Lately, I’ve been feeling pretty stressed about my free time. I’ve taken on so many commitments, both at work and in my personal life, that I don’t seem to have much time for myself. My weekday schedule follows the same pattern of: wake up, do “morning chores” (feed cats, take out their litter, empty the dishwasher, put in a load of laundry, make breakfast, water plants on patio/garden), work from 9-5, exercise, feed the cats, make dinner, watch TV for an hour, go to bed. My weekends are no better. On Saturday, I go grocery shopping at the farmer’s market, tend to our garden for several hours, clean the bathroom or wash our bed sheets depending on which week it is, do any other chores which came up during the week, cook dinner, watch TV, sleep. On Sunday, I: clean the espresso machine, sweep, mop, vacuum, squeeze in an hour of video games, and finish up with an outing that usually lasts the entire day.
By the end of Sunday, I’m exhausted from the long week and disappointed that I didn’t have a solid multi-hour block to sit back, unwind, and do something that I really want to do: like take a really long flight in Flight Simulator, play Minecraft or Valheim, tweak my homelab, or read a book. I usually wake up on Monday anxious about all the chores I need to get done with the goal of getting them done before Sunday so that I will have free time at the week’s end.
I don’t even have kids! I know it will get worse when I do.
Of course when I stumbled upon the “What is your time really worth to you?” quiz from clearerthinking.org on hackernews, I took it immediately. Turns out, my free time is worth a lot to me: on the order of hundreds of dollars an hour. I’m desperate to get just a few more minutes of free time out of my days.
I’m taking the results of my “test” to the extreme – for the past month, every time I have the thought “am I wasting my time?”, I try to find a way to spend money in order to give myself more free time. Here are some examples that I’ve found so far – some of which spend money and some don’t.
- I registered for Global Entry (and by extension TSA Pre-Check) to save myself time at the airport. This cost $100 and so far, I’ve saved a few hours on our vacation to Banff National Park.
- I hired cleaners to come bi-weekly to help clean areas which I spend a lot of time on: the stove, bathroom, cabinet doors, and vacuuming cat hair off the couch. This cost $75 per visit and have saved me a few hours so far.
- In general, I’m trying to look things up on the Internet less. I find that I spend way too long searching for something “perfect” when in reality a single recommendation will do.

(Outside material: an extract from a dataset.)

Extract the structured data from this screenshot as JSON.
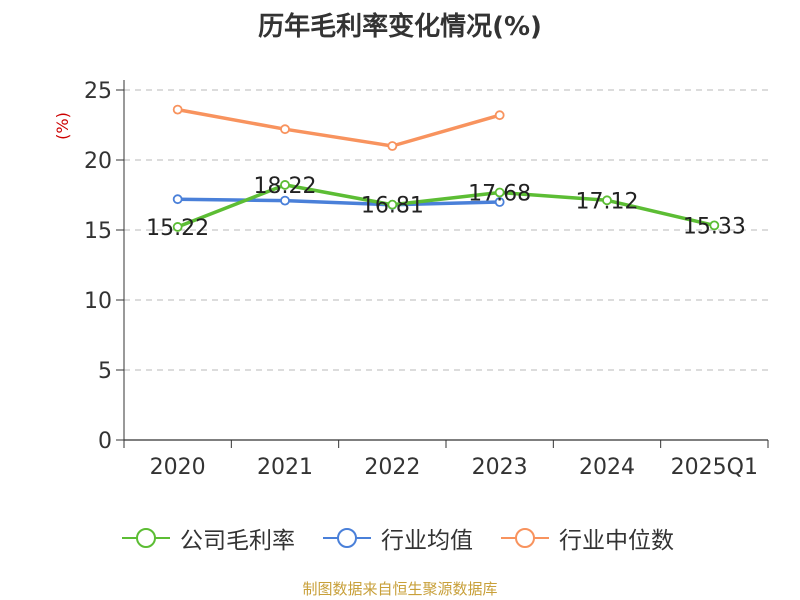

For example, we recently went on a vacation to Banff National Park and actually used the Visitors Center that we seemed skip on all of our other vacations. We had spent a few hours trying to figure out plans for Canoeing – the visitors center gave us an answer in less than 5 minutes. Easy.
- If I buy food and water when I’m hungry, even if it means paying a bit more or sacrificing quality, I noticed that I’m happier than if I waited for something better (while starving). Again, this helped us out in our recent Banff vacation.
I’ll continue looking for ways to give myself back some time. There are a few things that I’d like to try that I haven’t been able to yet: hiring a laundry service to pick up my laundry, hiring a personal assistant to help me manage my email inbox, hiring someone to help come up with my weekly meal plans.
I fully realize that several of these are only possible because I’m fortunate enough to have money to spend. The concept of spending money to get back time is still new to me, however, since I grew up in a relatively frugal household.